En 1444, Cosme l'Ancien décide d’offrir à sa famille une résidence à la mesure de son influence. L’architecte choisi est Michelozzo. Il écarte un projet jugé trop fastueux de Filippo Brunelleschi : les Médicis veulent affirmer leur pouvoir sans provoquer la jalousie républicaine.
La façade traduit parfaitement cette intention. Au rez-de-chaussée, de lourds blocs de pierre rustiquée donnent une impression de solidité presque médiévale. Puis, étage après étage, la pierre s’adoucit, les lignes deviennent plus régulières, jusqu’à la grande corniche qui couronne l’édifice. Tout est calculé pour suggérer l’ordre, la stabilité et l’harmonie — des valeurs nouvelles inspirées de l’Antiquité romaine.

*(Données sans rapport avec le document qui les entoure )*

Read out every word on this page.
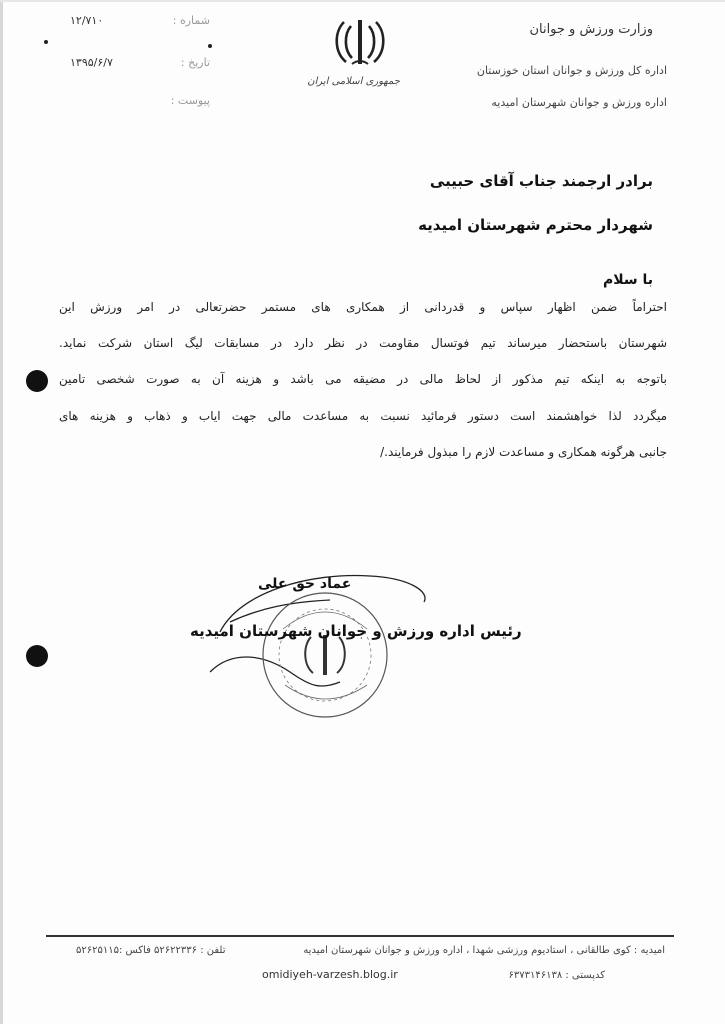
وزارت ورزش و جوانان
اداره کل ورزش و جوانان استان خوزستان
اداره ورزش و جوانان شهرستان امیدیه
جمهوری اسلامی ایران
شماره :
۱۲/۷۱۰
تاریخ :
۱۳۹۵/۶/۷
پیوست :
برادر ارجمند جناب آقای حبیبی
شهردار محترم شهرستان امیدیه
با سلام
احتراماً ضمن اظهار سپاس و قدردانی از همکاری های مستمر حضرتعالی در امر ورزش این
شهرستان باستحضار میرساند تیم فوتسال مقاومت در نظر دارد در مسابقات لیگ استان شرکت نماید.
باتوجه به اینکه تیم مذکور از لحاظ مالی در مضیقه می باشد و هزینه آن به صورت شخصی تامین
میگردد لذا خواهشمند است دستور فرمائید نسبت به مساعدت مالی جهت ایاب و ذهاب و هزینه های
جانبی هرگونه همکاری و مساعدت لازم را مبذول فرمایند./
عماد حق علی
رئیس اداره ورزش و جوانان شهرستان امیدیه
امیدیه : کوی طالقانی ، استادیوم ورزشی شهدا ، اداره ورزش و جوانان شهرستان امیدیه
تلفن : ۵۲۶۲۲۳۳۶ فاکس :۵۲۶۲۵۱۱۵
کدپستی : ۶۳۷۳۱۴۶۱۳۸
omidiyeh-varzesh.blog.ir
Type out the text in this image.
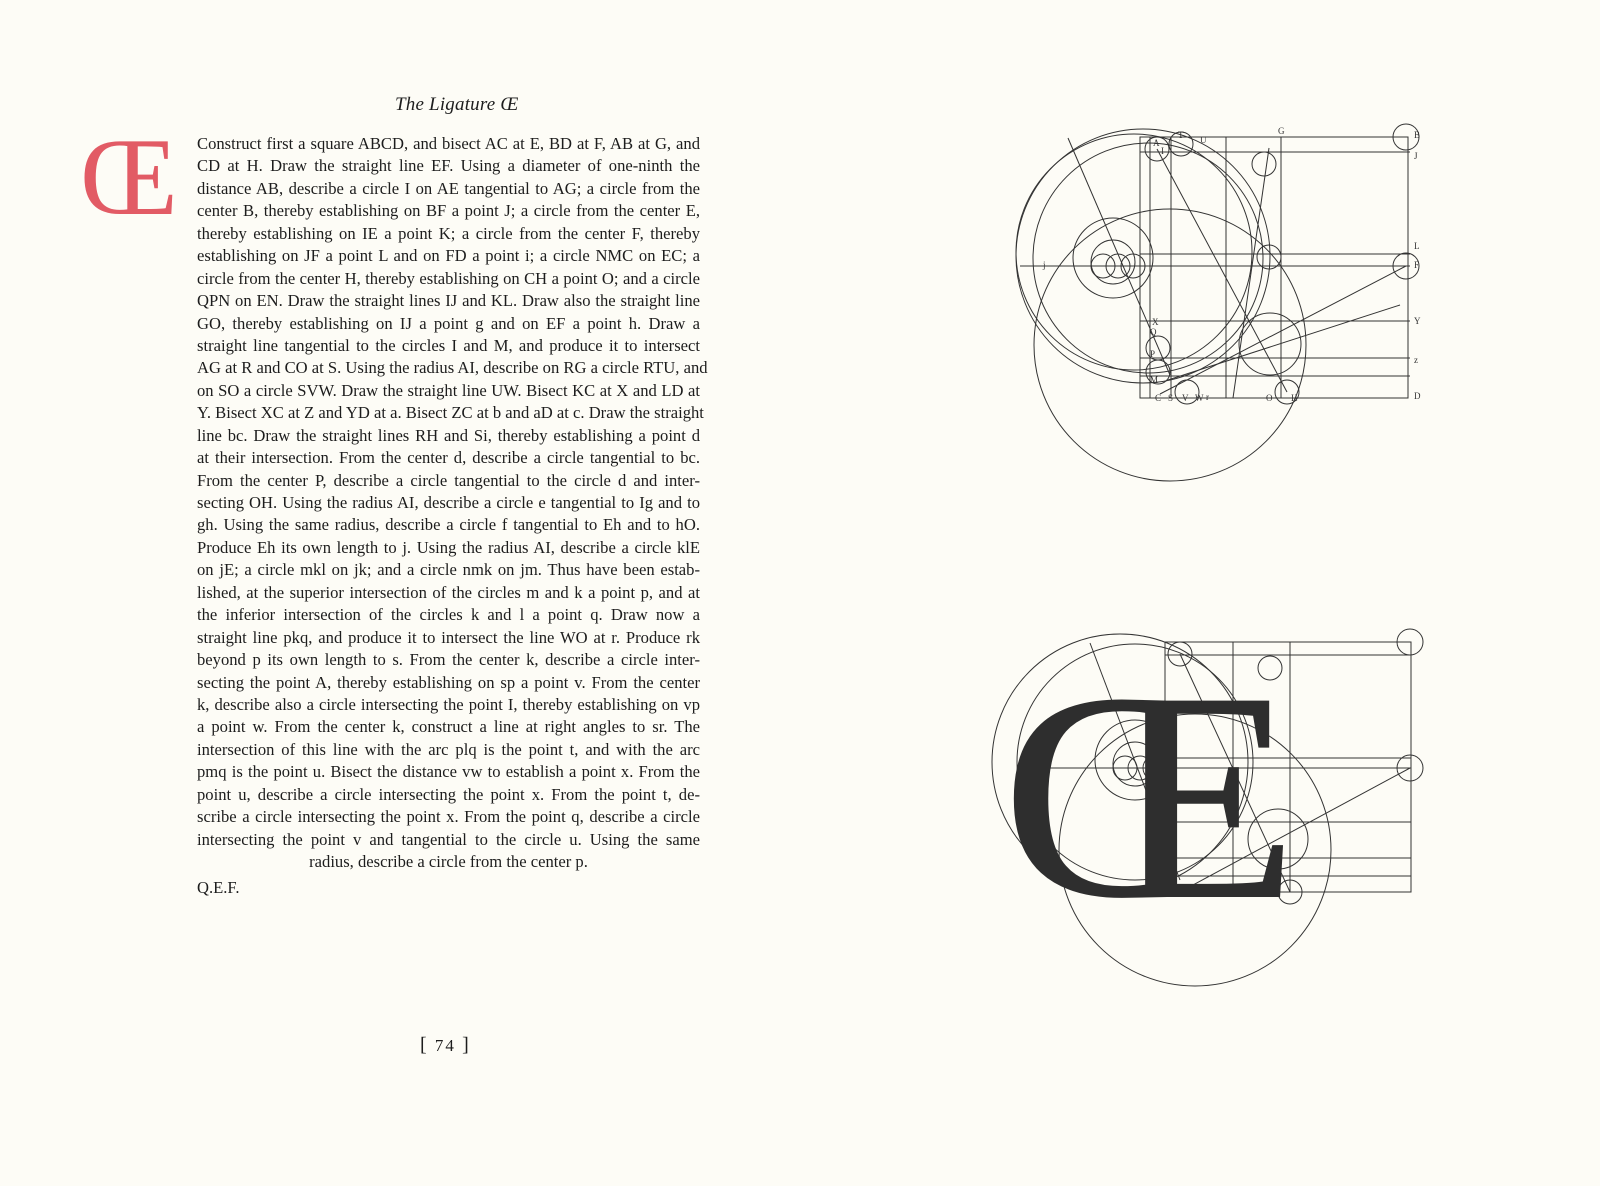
The Ligature Œ
Œ Construct first a square ABCD, and bisect AC at E, BD at F, AB at G, and
CD at H. Draw the straight line EF. Using a diameter of one-ninth the
distance AB, describe a circle I on AE tangential to AG; a circle from the
center B, thereby establishing on BF a point J; a circle from the center E,
thereby establishing on IE a point K; a circle from the center F, thereby
establishing on JF a point L and on FD a point i; a circle NMC on EC; a
circle from the center H, thereby establishing on CH a point O; and a circle
QPN on EN. Draw the straight lines IJ and KL. Draw also the straight line
GO, thereby establishing on IJ a point g and on EF a point h. Draw a
straight line tangential to the circles I and M, and produce it to intersect
AG at R and CO at S. Using the radius AI, describe on RG a circle RTU, and
on SO a circle SVW. Draw the straight line UW. Bisect KC at X and LD at
Y. Bisect XC at Z and YD at a. Bisect ZC at b and aD at c. Draw the straight
line bc. Draw the straight lines RH and Si, thereby establishing a point d
at their intersection. From the center d, describe a circle tangential to bc.
From the center P, describe a circle tangential to the circle d and inter-
secting OH. Using the radius AI, describe a circle e tangential to Ig and to
gh. Using the same radius, describe a circle f tangential to Eh and to hO.
Produce Eh its own length to j. Using the radius AI, describe a circle klE
on jE; a circle mkl on jk; and a circle nmk on jm. Thus have been estab-
lished, at the superior intersection of the circles m and k a point p, and at
the inferior intersection of the circles k and l a point q. Draw now a
straight line pkq, and produce it to intersect the line WO at r. Produce rk
beyond p its own length to s. From the center k, describe a circle inter-
secting the point A, thereby establishing on sp a point v. From the center
k, describe also a circle intersecting the point I, thereby establishing on vp
a point w. From the center k, construct a line at right angles to sr. The
intersection of this line with the arc plq is the point t, and with the arc
pmq is the point u. Bisect the distance vw to establish a point x. From the
point u, describe a circle intersecting the point x. From the point t, de-
scribe a circle intersecting the point x. From the point q, describe a circle
intersecting the point v and tangential to the circle u. Using the same
radius, describe a circle from the center p.
Q.E.F.
[ 74 ]
A
B
G
J
L
F
Y
D
C	H
O
S V W r
T U
I
M
P
Q
X
z
j
Œ
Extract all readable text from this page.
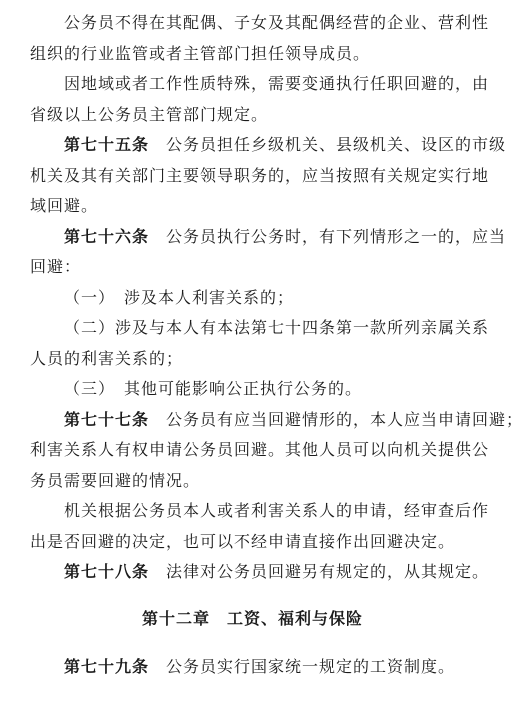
公务员不得在其配偶、子女及其配偶经营的企业、营利性
组织的行业监管或者主管部门担任领导成员。
因地域或者工作性质特殊，需要变通执行任职回避的，由
省级以上公务员主管部门规定。
第七十五条　 公务员担任乡级机关、县级机关、设区的市级
机关及其有关部门主要领导职务的，应当按照有关规定实行地
域回避。
第七十六条　 公务员执行公务时，有下列情形之一的，应当
回避：
（一）　涉及本人利害关系的；
（二）涉及与本人有本法第七十四条第一款所列亲属关系
人员的利害关系的；
（三）　其他可能影响公正执行公务的。
第七十七条　 公务员有应当回避情形的，本人应当申请回避；
利害关系人有权申请公务员回避。其他人员可以向机关提供公
务员需要回避的情况。
机关根据公务员本人或者利害关系人的申请，经审查后作
出是否回避的决定，也可以不经申请直接作出回避决定。
第七十八条　 法律对公务员回避另有规定的，从其规定。
第十二章　工资、福利与保险
第七十九条　 公务员实行国家统一规定的工资制度。
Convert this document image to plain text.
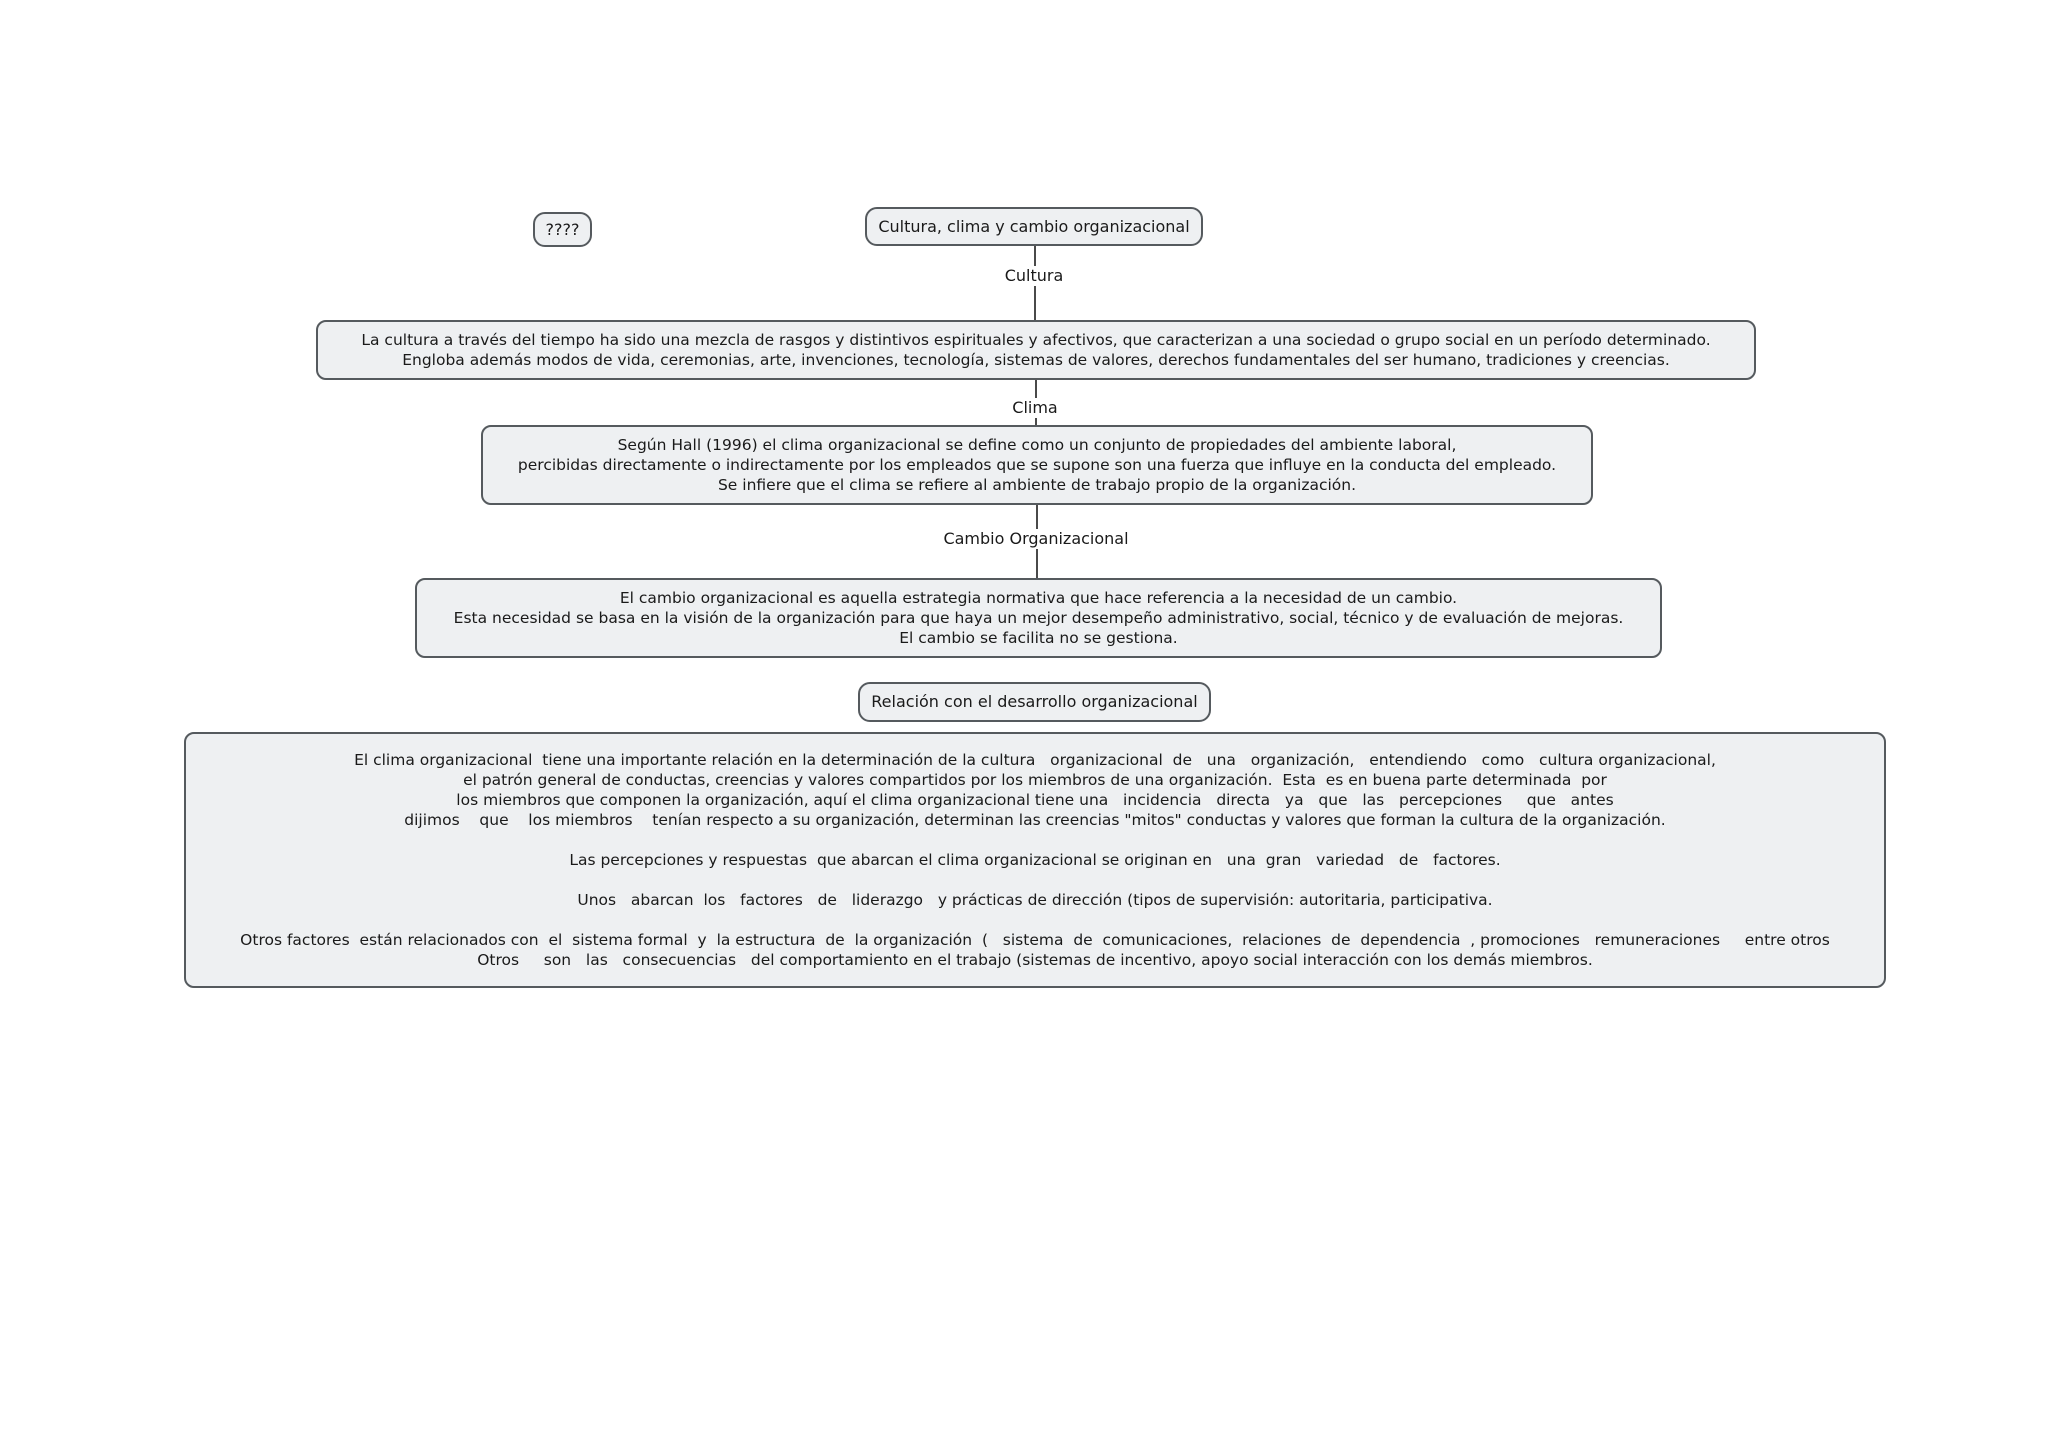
Cultura
Clima
Cambio Organizacional
????	Cultura, clima y cambio organizacional
La cultura a través del tiempo ha sido una mezcla de rasgos y distintivos espirituales y afectivos, que caracterizan a una sociedad o grupo social en un período determinado.
Engloba además modos de vida, ceremonias, arte, invenciones, tecnología, sistemas de valores, derechos fundamentales del ser humano, tradiciones y creencias.
Según Hall (1996) el clima organizacional se define como un conjunto de propiedades del ambiente laboral,
percibidas directamente o indirectamente por los empleados que se supone son una fuerza que influye en la conducta del empleado.
Se infiere que el clima se refiere al ambiente de trabajo propio de la organización.
El cambio organizacional es aquella estrategia normativa que hace referencia a la necesidad de un cambio.
Esta necesidad se basa en la visión de la organización para que haya un mejor desempeño administrativo, social, técnico y de evaluación de mejoras.
El cambio se facilita no se gestiona.
Relación con el desarrollo organizacional
El clima organizacional  tiene una importante relación en la determinación de la cultura   organizacional  de   una   organización,   entendiendo   como   cultura organizacional,
el patrón general de conductas, creencias y valores compartidos por los miembros de una organización.  Esta  es en buena parte determinada  por
los miembros que componen la organización, aquí el clima organizacional tiene una   incidencia   directa   ya   que   las   percepciones     que   antes
dijimos    que    los miembros    tenían respecto a su organización, determinan las creencias "mitos" conductas y valores que forman la cultura de la organización.
Las percepciones y respuestas  que abarcan el clima organizacional se originan en   una  gran   variedad   de   factores.
Unos   abarcan  los   factores   de   liderazgo   y prácticas de dirección (tipos de supervisión: autoritaria, participativa.
Otros factores  están relacionados con  el  sistema formal  y  la estructura  de  la organización  (   sistema  de  comunicaciones,  relaciones  de  dependencia  , promociones   remuneraciones     entre otros
Otros     son   las   consecuencias   del comportamiento en el trabajo (sistemas de incentivo, apoyo social interacción con los demás miembros.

À l’intérieur, le palais s’organise autour d’une cour élégante à arcades, véritable cœur lumineux de la demeure. C’est là que bat la vie quotidienne, politique et intellectuelle. Car le palais n’est pas seulement une maison : il devient le centre du pouvoir florentin sous Laurent le Magnifique. Humanistes, artistes et diplomates y défilent.
Au XVIIᵉ siècle, la famille Riccardi rachète le palais et l’agrandit. Elle y ajoute une galerie baroque spectaculaire, ornée de fresques de Luca Giordano, contrastant avec la sobriété originelle.